Beberapa kendala yang terungkap antara lain masih belum optimalnya pengendalian barang muatan setelah diturunkan di pelabuhan singgah untuk dibawa ke lokasi-lokasi yang sulit dijangkau. Aspek sosialisasi juga menjadi catatan karena masih banyak pelaku usaha yang belum mendapatkan informasi program Tol Laut. Selain itu, adapula catatan terkait belum meratanya informasi terkait jadwal kedatangan dan keberangkatan; rantai pasok UKM yang terlalu jauh dari pelabuhan simpul; minimnya fasilitas pergudangan dan refeer kontainer; hingga rendahnya muatan balik.

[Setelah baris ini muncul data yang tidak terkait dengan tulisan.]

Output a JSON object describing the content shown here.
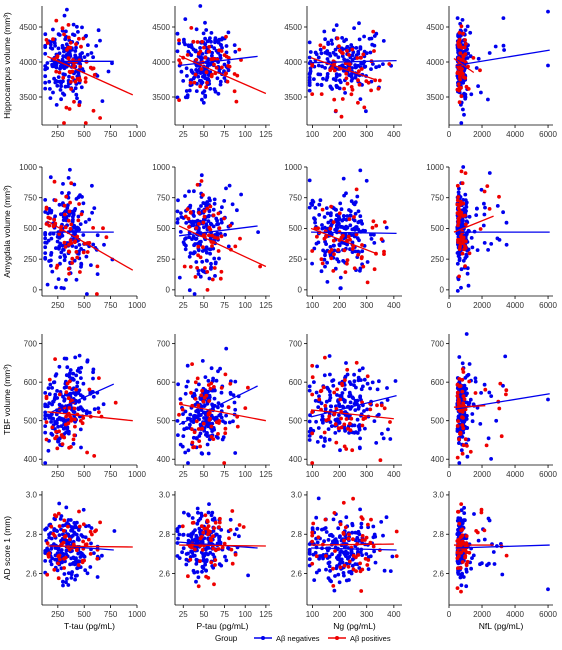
{
  "legend": {
    "title": "Group",
    "entries": [
      {
        "label": "Aβ negatives",
        "color": "#0000ee"
      },
      {
        "label": "Aβ positives",
        "color": "#ee0000"
      }
    ]
  },
  "colors": {
    "negative": "#0000ee",
    "positive": "#ee0000",
    "axis": "#000000"
  },
  "chart_data": {
    "type": "scatter",
    "layout": "4x4 grid of scatter plots with linear fit lines per group",
    "columns": [
      {
        "xlabel": "T-tau (pg/mL)",
        "xlim": [
          100,
          1000
        ],
        "xticks": [
          250,
          500,
          750,
          1000
        ]
      },
      {
        "xlabel": "P-tau (pg/mL)",
        "xlim": [
          15,
          130
        ],
        "xticks": [
          25,
          50,
          75,
          100,
          125
        ]
      },
      {
        "xlabel": "Ng (pg/mL)",
        "xlim": [
          80,
          430
        ],
        "xticks": [
          100,
          200,
          300,
          400
        ]
      },
      {
        "xlabel": "NfL (pg/mL)",
        "xlim": [
          0,
          6300
        ],
        "xticks": [
          0,
          2000,
          4000,
          6000
        ]
      }
    ],
    "rows": [
      {
        "ylabel": "Hippocampus volume (mm³)",
        "ylim": [
          3100,
          4800
        ],
        "yticks": [
          3500,
          4000,
          4500
        ]
      },
      {
        "ylabel": "Amygdala volume (mm³)",
        "ylim": [
          -50,
          1000
        ],
        "yticks": [
          0,
          250,
          500,
          750,
          1000
        ]
      },
      {
        "ylabel": "TBF volume (mm³)",
        "ylim": [
          385,
          725
        ],
        "yticks": [
          400,
          500,
          600,
          700
        ]
      },
      {
        "ylabel": "AD score 1 (mm)",
        "ylim": [
          2.44,
          3.02
        ],
        "yticks": [
          2.6,
          2.8,
          3.0
        ]
      }
    ],
    "fit_lines": {
      "hippocampus": {
        "t_tau": {
          "negative": [
            [
              170,
              4010
            ],
            [
              780,
              4010
            ]
          ],
          "positive": [
            [
              150,
              4080
            ],
            [
              960,
              3530
            ]
          ]
        },
        "p_tau": {
          "negative": [
            [
              20,
              3950
            ],
            [
              115,
              4080
            ]
          ],
          "positive": [
            [
              20,
              4090
            ],
            [
              125,
              3550
            ]
          ]
        },
        "ng": {
          "negative": [
            [
              95,
              3990
            ],
            [
              410,
              4020
            ]
          ],
          "positive": [
            [
              95,
              4060
            ],
            [
              330,
              3750
            ]
          ]
        },
        "nfl": {
          "negative": [
            [
              400,
              3950
            ],
            [
              6100,
              4170
            ]
          ],
          "positive": [
            [
              300,
              4050
            ],
            [
              1500,
              3850
            ]
          ]
        }
      },
      "amygdala": {
        "t_tau": {
          "negative": [
            [
              170,
              470
            ],
            [
              780,
              470
            ]
          ],
          "positive": [
            [
              150,
              560
            ],
            [
              960,
              160
            ]
          ]
        },
        "p_tau": {
          "negative": [
            [
              20,
              440
            ],
            [
              115,
              520
            ]
          ],
          "positive": [
            [
              20,
              520
            ],
            [
              125,
              190
            ]
          ]
        },
        "ng": {
          "negative": [
            [
              95,
              470
            ],
            [
              410,
              460
            ]
          ],
          "positive": [
            [
              95,
              500
            ],
            [
              330,
              300
            ]
          ]
        },
        "nfl": {
          "negative": [
            [
              400,
              470
            ],
            [
              6100,
              470
            ]
          ],
          "positive": [
            [
              300,
              470
            ],
            [
              2700,
              600
            ]
          ]
        }
      },
      "tbf": {
        "t_tau": {
          "negative": [
            [
              170,
              520
            ],
            [
              780,
              595
            ]
          ],
          "positive": [
            [
              150,
              523
            ],
            [
              960,
              500
            ]
          ]
        },
        "p_tau": {
          "negative": [
            [
              20,
              490
            ],
            [
              115,
              590
            ]
          ],
          "positive": [
            [
              20,
              543
            ],
            [
              125,
              500
            ]
          ]
        },
        "ng": {
          "negative": [
            [
              95,
              510
            ],
            [
              410,
              565
            ]
          ],
          "positive": [
            [
              95,
              528
            ],
            [
              400,
              505
            ]
          ]
        },
        "nfl": {
          "negative": [
            [
              400,
              530
            ],
            [
              6100,
              570
            ]
          ],
          "positive": [
            [
              300,
              535
            ],
            [
              2200,
              539
            ]
          ]
        }
      },
      "ad_score": {
        "t_tau": {
          "negative": [
            [
              170,
              2.745
            ],
            [
              780,
              2.72
            ]
          ],
          "positive": [
            [
              150,
              2.74
            ],
            [
              960,
              2.735
            ]
          ]
        },
        "p_tau": {
          "negative": [
            [
              20,
              2.76
            ],
            [
              115,
              2.73
            ]
          ],
          "positive": [
            [
              20,
              2.745
            ],
            [
              125,
              2.74
            ]
          ]
        },
        "ng": {
          "negative": [
            [
              95,
              2.73
            ],
            [
              410,
              2.72
            ]
          ],
          "positive": [
            [
              95,
              2.745
            ],
            [
              400,
              2.75
            ]
          ]
        },
        "nfl": {
          "negative": [
            [
              400,
              2.73
            ],
            [
              6100,
              2.745
            ]
          ],
          "positive": [
            [
              300,
              2.745
            ],
            [
              2700,
              2.745
            ]
          ]
        }
      }
    },
    "outliers": {
      "positive_examples": [
        {
          "panel": "hippocampus/t_tau",
          "x": 650,
          "y": 3200
        },
        {
          "panel": "amygdala/t_tau",
          "x": 620,
          "y": -40
        },
        {
          "panel": "amygdala/nfl",
          "x": 1000,
          "y": 950
        },
        {
          "panel": "ad_score/t_tau",
          "x": 650,
          "y": 2.86
        }
      ],
      "negative_examples": [
        {
          "panel": "hippocampus/nfl",
          "x": 6000,
          "y": 3950
        },
        {
          "panel": "hippocampus/nfl",
          "x": 6000,
          "y": 4720
        },
        {
          "panel": "tbf/nfl",
          "x": 6000,
          "y": 555
        },
        {
          "panel": "ad_score/nfl",
          "x": 6000,
          "y": 2.52
        }
      ]
    },
    "approx_points_per_panel": {
      "negative": 190,
      "positive": 55
    }
  }
}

Perwakilan dari Kementerian Kalautan dan Perikanan menyebut bahwa keterbatasan sarana dan prasarana kapal yang memuat barang menyebabkan menurunnya kualitas komoditas perikanan yang dibawa. Hal ini dikarenakan belum memadainya jumlah cold storage yang dapat mengawetkan ikan, minimnya refeer kontainer, dan kendala energi di lapangan. Sementara banyak dari kawasan 3TP merupakan daerah dengan keunggulan produk pada komoditas perikanan dan kelautan.

Perwakilan dari Kementerian Pertanian menambahkan bahwa masih banyak petani yang tidak tahu jadwal Tol Laut. Di sisi lain, proses bongkar muat di pelabuhan juga memakan waktu lama, sehingga para petani -seperti yang terjadi di Bima-NTB- lebih memilih untuk menggunakan truk via jalur darat untuk membawa komoditas pangan seperti jagung alih-alih memanfaatkan fasilitas Tol Laut yang jauh lebih murah. Hal yang sama juga terjadi di sektor peternakan. Banyak hewan ternak -umumnya ruminansia besar- yang stress karena lamanya waktu tunggu di pelabuhan.

Menanggapi temuan-temuan di lapangan tersebut, Asdep Djoko menegaskan bahwa dalam waktu dekat Gugus Tugas akan menyampaikan laporan akhir kepada Presiden yang merekam perjalanan 10 tahun Program Tol Laut. Laporan akhir tersebut juga akan menjadi pertimbangan Presiden selanjutnya untuk menetapkan apakah program Tol Laut akan dilanjutkan dengan sejumlah perbaikan, atau perlu dicari alternatif/skema baru untuk mendorong pembangunan ekonomi dan menekan disparitas di kawasan 3TP.

“Rapat ini tentunya menjadi awal bagi kita untuk menyusun exit policy. Ada beberapa hal yang perlu didiskusikan secara mendalam. Dan secara umum, kita mengevaluasi output dan outcome dari Program Tol Laut. Bila berkaca dari sisi urgensi sebagai hal terpenting, dimana ke depannya ada kebijakan food estate kelautan dan perikanan, juga kebijakan makan bergizi gratis untuk anak-anak, maka Program Tol Laut ini bisa menjadi salah satu alternatif,” pungkas Asdep Djoko.